そして、あまり会いたくはないが会っておけば次の調査につながるのが、劣化をもたらすシロアリなどの痕跡です。ヤマトシロアリの蟻害、蟻道はよく見るので、私は「この辺あやしい。」という鼻もだいぶきくようにはなったと思います。今年はアメリカカンザイシロアリに対面し、会いたくはなかったですが次に会ったら気づきます。(防除は大変です)その他劣化以外で、ハクビシンの痕跡はよく見ますが、スクール修了生のAさんにコウモリの糞を教えていただきました。もしかしたら今までどこかで出会っていたのかもしれませんが、「知らないと見えない」ので、現場でホンモノを知る人と同行するのは大切だと思います。
また、住宅の調査では時間に余裕がないことが多いので、調査の数をこなしている人は、いかに効率よく行うか、工夫し、調査の進め方や道具等も進化しています。住宅医スクールの清水利至講師の講義を聞きながら、その要領がよく質の高い調査に感服し、一度、押しかけて同行させてもらいたいと思っています。文化財調査にも長けているスクール修了生のSさんとお寺の本堂の小屋裏に同行した時には、忍者のように身軽に梁の上を渡る姿と技術的な知識で勉強させていただきました。Sさんの明るいヘッドライトと手袋の工夫を真似して、性能の良いヘッドライトを使うようになりました。余談ですが、とても性能のよいヘッドライトを買って調査に入ったが、電池が持たなくて失敗という方もいましたので、調査の内容に合わせた選択が必要です。


最近「住宅履歴」をデータとして残す事業が進められています。写真のようにある文化財では改修年月を「束に刻印」、「天井板への書き込み」、「棟板と別に3回の改修を板に記録して小屋裏に残す」などしていました。一目瞭然なので、住宅のメンテナンスの時にもこうしたアナログな方法も後々役立つのではないかと思いました。

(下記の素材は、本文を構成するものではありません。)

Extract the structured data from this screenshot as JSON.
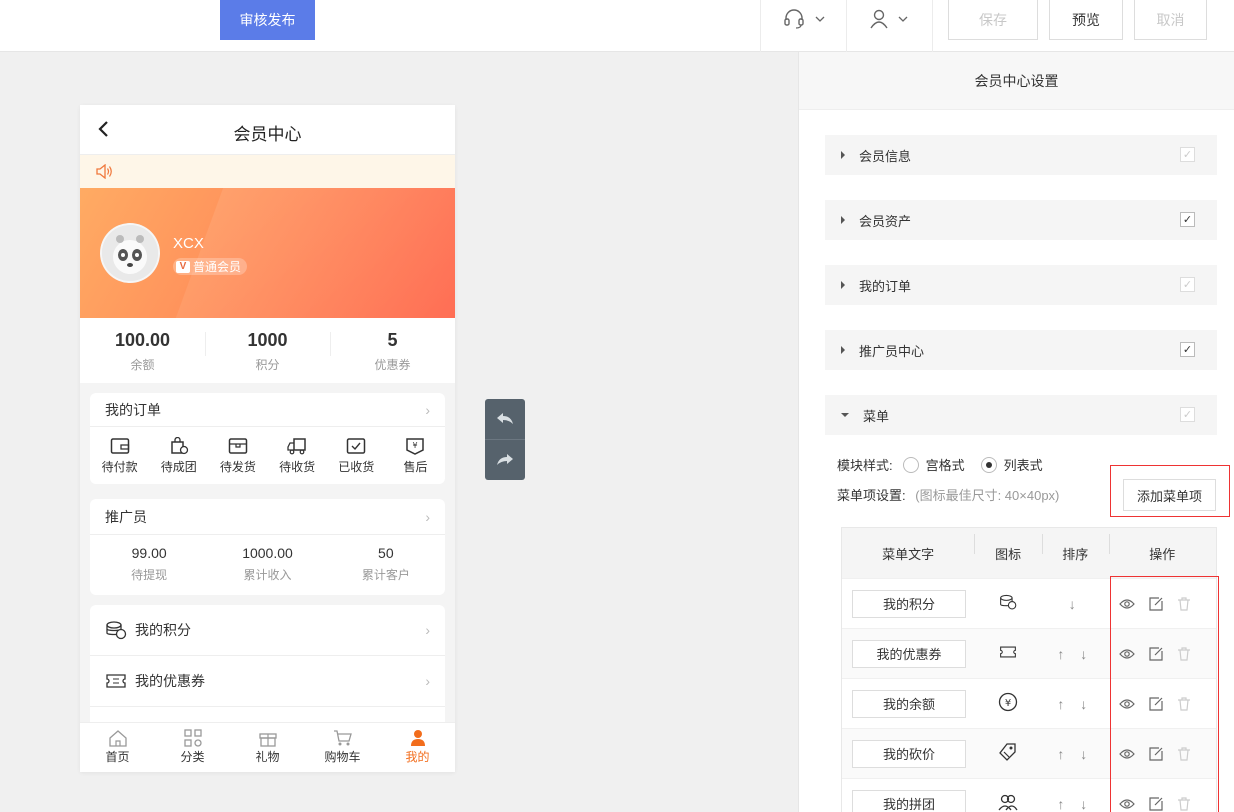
{
  "topbar": {
    "publish_label": "审核发布",
    "save_label": "保存",
    "preview_label": "预览",
    "cancel_label": "取消"
  },
  "phone": {
    "title": "会员中心",
    "user": {
      "name": "XCX",
      "level": "普通会员"
    },
    "stats": [
      {
        "value": "100.00",
        "label": "余额"
      },
      {
        "value": "1000",
        "label": "积分"
      },
      {
        "value": "5",
        "label": "优惠券"
      }
    ],
    "orders": {
      "title": "我的订单",
      "items": [
        "待付款",
        "待成团",
        "待发货",
        "待收货",
        "已收货",
        "售后"
      ]
    },
    "promoter": {
      "title": "推广员",
      "items": [
        {
          "value": "99.00",
          "label": "待提现"
        },
        {
          "value": "1000.00",
          "label": "累计收入"
        },
        {
          "value": "50",
          "label": "累计客户"
        }
      ]
    },
    "menu": [
      "我的积分",
      "我的优惠券"
    ],
    "tabs": [
      "首页",
      "分类",
      "礼物",
      "购物车",
      "我的"
    ]
  },
  "panel": {
    "title": "会员中心设置",
    "sections": [
      {
        "label": "会员信息",
        "checked": true,
        "disabled": true
      },
      {
        "label": "会员资产",
        "checked": true,
        "disabled": false
      },
      {
        "label": "我的订单",
        "checked": true,
        "disabled": true
      },
      {
        "label": "推广员中心",
        "checked": true,
        "disabled": false
      },
      {
        "label": "菜单",
        "checked": true,
        "disabled": true
      }
    ],
    "style_label": "模块样式:",
    "style_options": [
      "宫格式",
      "列表式"
    ],
    "style_selected": "列表式",
    "setting_label": "菜单项设置:",
    "setting_hint": "(图标最佳尺寸: 40×40px)",
    "add_label": "添加菜单项",
    "table_headers": [
      "菜单文字",
      "图标",
      "排序",
      "操作"
    ],
    "rows": [
      {
        "name": "我的积分",
        "icon": "coins-icon",
        "sort": "↓"
      },
      {
        "name": "我的优惠券",
        "icon": "ticket-icon",
        "sort": "↑ ↓"
      },
      {
        "name": "我的余额",
        "icon": "balance-icon",
        "sort": "↑ ↓"
      },
      {
        "name": "我的砍价",
        "icon": "bargain-icon",
        "sort": "↑ ↓"
      },
      {
        "name": "我的拼团",
        "icon": "group-icon",
        "sort": "↑ ↓"
      }
    ]
  }
}
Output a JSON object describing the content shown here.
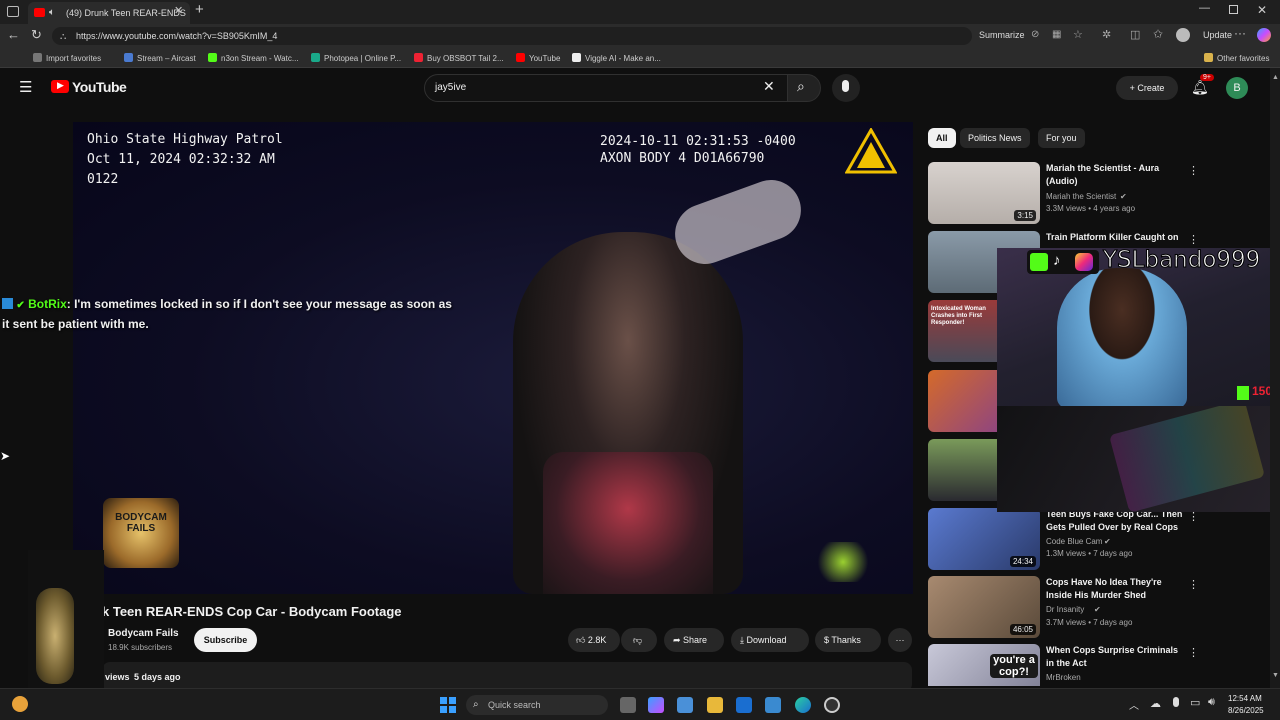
{
  "browser": {
    "tab_title": "(49) Drunk Teen REAR-ENDS",
    "url": "https://www.youtube.com/watch?v=SB905KmIM_4",
    "summarize_label": "Summarize",
    "update_label": "Update",
    "bookmarks": [
      "Import favorites",
      "Stream – Aircast",
      "n3on Stream - Watc...",
      "Photopea | Online P...",
      "Buy OBSBOT Tail 2...",
      "YouTube",
      "Viggle AI - Make an..."
    ],
    "other_favorites": "Other favorites"
  },
  "youtube": {
    "logo": "YouTube",
    "search_value": "jay5ive",
    "create_label": "Create",
    "notif_badge": "9+",
    "avatar_letter": "B"
  },
  "video": {
    "overlay_agency": "Ohio State Highway Patrol",
    "overlay_date": "Oct 11, 2024 02:32:32 AM",
    "overlay_unit": "0122",
    "overlay_timestamp": "2024-10-11 02:31:53 -0400",
    "overlay_device": "AXON BODY 4 D01A66790",
    "watermark_line1": "BODYCAM",
    "watermark_line2": "FAILS",
    "title": "k Teen REAR-ENDS Cop Car - Bodycam Footage",
    "channel": "Bodycam Fails",
    "subscribers": "18.9K subscribers",
    "subscribe_label": "Subscribe",
    "likes": "2.8K",
    "share_label": "Share",
    "download_label": "Download",
    "thanks_label": "Thanks",
    "views": "views",
    "posted": "5 days ago"
  },
  "chips": [
    "All",
    "Politics News",
    "For you"
  ],
  "recommendations": [
    {
      "title": "Mariah the Scientist - Aura (Audio)",
      "channel": "Mariah the Scientist",
      "stats": "3.3M views • 4 years ago",
      "duration": "3:15",
      "thumb": "#c9c3bf"
    },
    {
      "title": "Train Platform Killer Caught on",
      "channel": "",
      "stats": "",
      "duration": "",
      "thumb": "#7b8b98"
    },
    {
      "title": "",
      "channel": "",
      "stats": "",
      "duration": "",
      "thumb": "#8a3b3b",
      "thumb_text": "Intoxicated Woman Crashes into First Responder!"
    },
    {
      "title": "",
      "channel": "",
      "stats": "",
      "duration": "",
      "thumb": "#b04a2a"
    },
    {
      "title": "",
      "channel": "",
      "stats": "",
      "duration": "",
      "thumb": "#5b7d4c"
    },
    {
      "title": "Teen Buys Fake Cop Car... Then Gets Pulled Over by Real Cops",
      "channel": "Code Blue Cam",
      "stats": "1.3M views • 7 days ago",
      "duration": "24:34",
      "thumb": "#3c5ca8"
    },
    {
      "title": "Cops Have No Idea They're Inside His Murder Shed",
      "channel": "Dr Insanity",
      "stats": "3.7M views • 7 days ago",
      "duration": "46:05",
      "thumb": "#8b6e5a"
    },
    {
      "title": "When Cops Surprise Criminals in the Act",
      "channel": "MrBroken",
      "stats": "",
      "duration": "",
      "thumb": "#9aa0b0",
      "thumb_text": "you're a cop?!"
    }
  ],
  "stream": {
    "chat_user": "BotRix",
    "chat_message": ": I'm sometimes locked in so if I don't see your message as soon as it sent be patient with me.",
    "handle": "YSLbando999",
    "kick_count": "150"
  },
  "taskbar": {
    "search_placeholder": "Quick search",
    "time": "12:54 AM",
    "date": "8/26/2025"
  }
}
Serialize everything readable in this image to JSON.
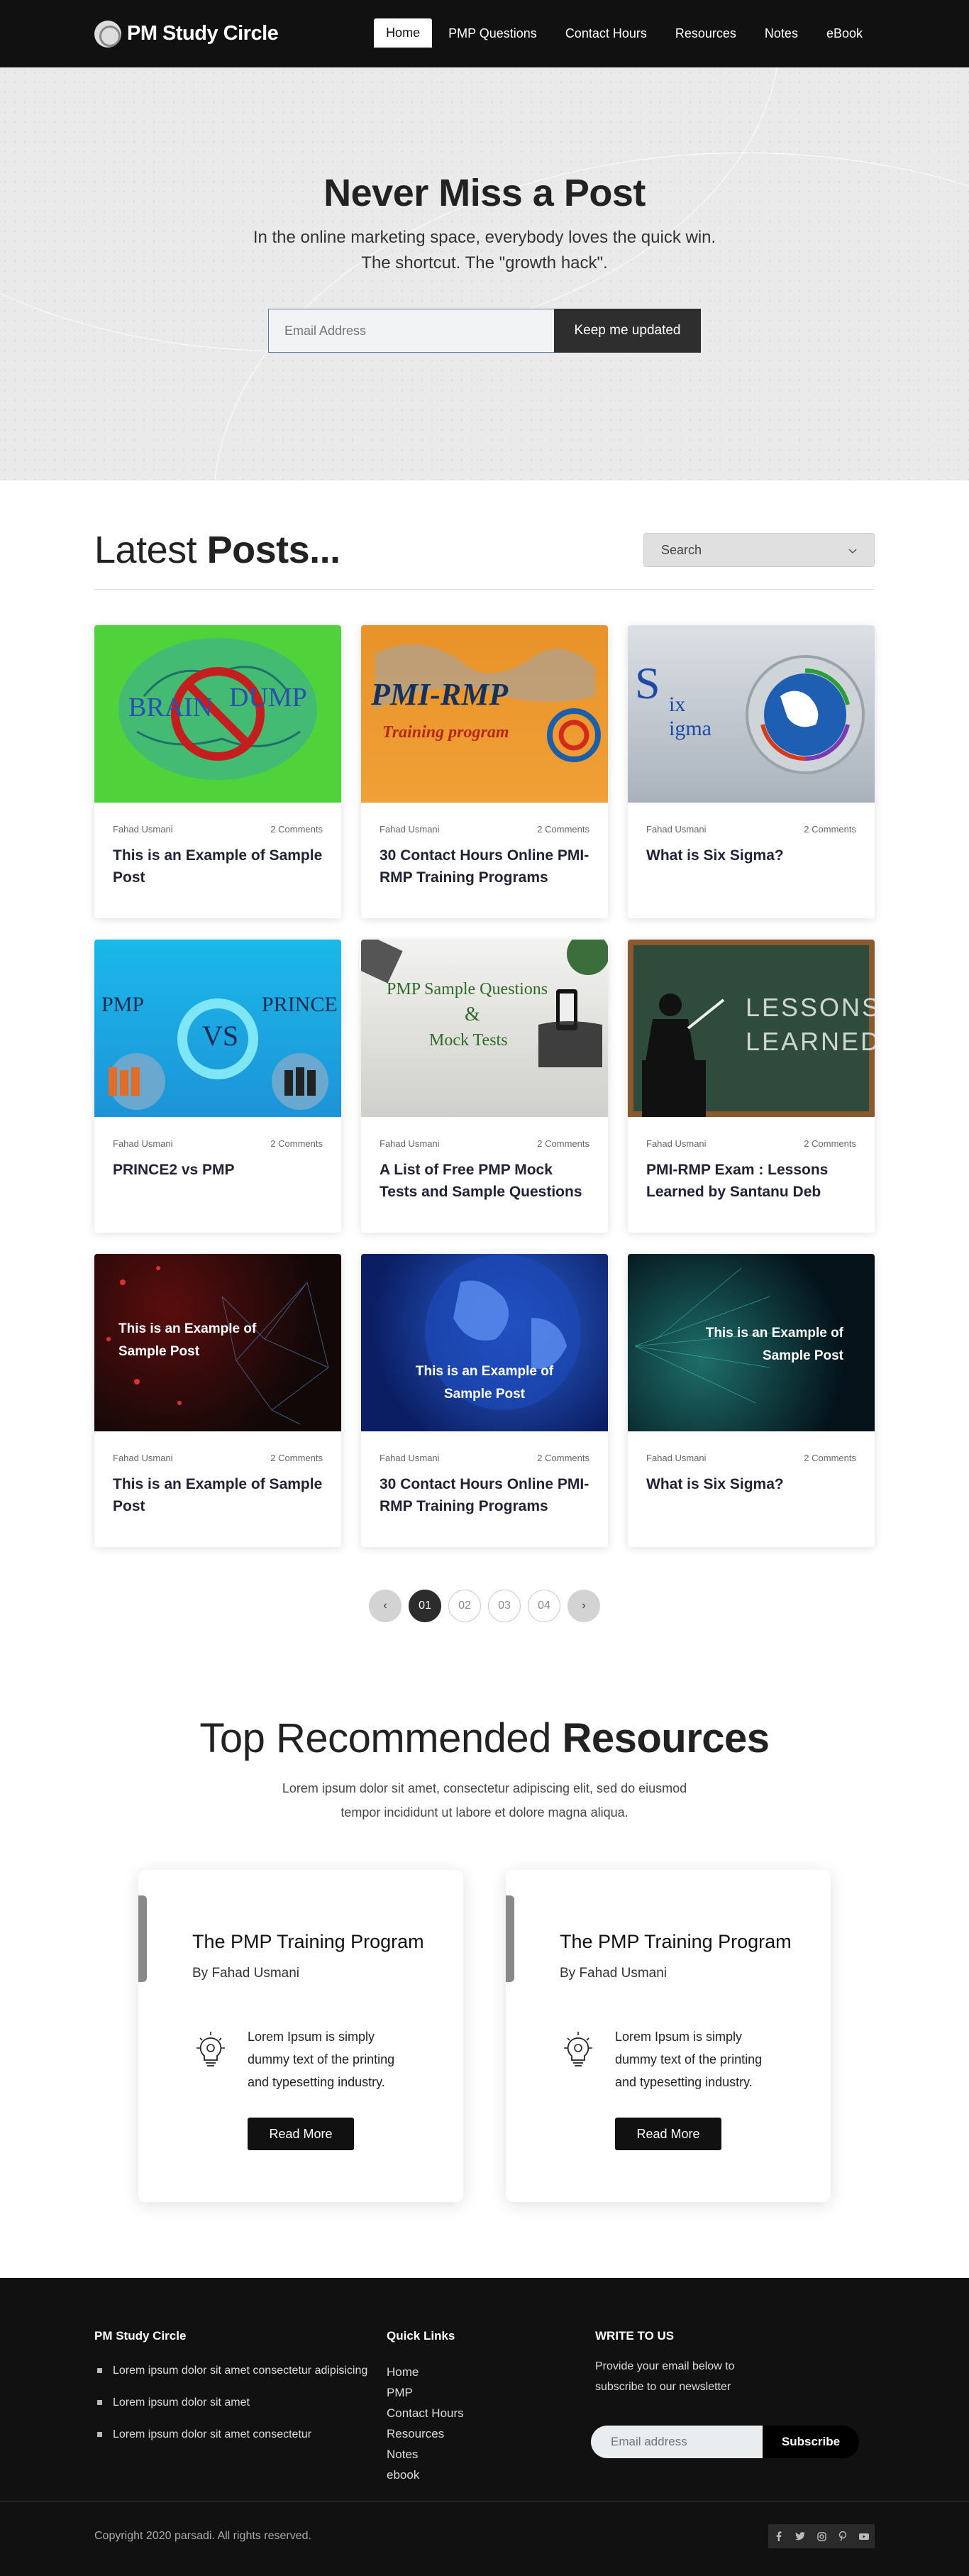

発見があって楽しいといっている時点で、私もまだまだ知らないことがあって未熟ということになりますが、こうした小さな発見を積み重ねています。「調査してみたい。」と思われている方、全国各地にはサポートしてくれる住宅医やスクール修了生がいますので、一緒に調査いたしましょう。いざ床下・小屋裏ワンダーランドへ。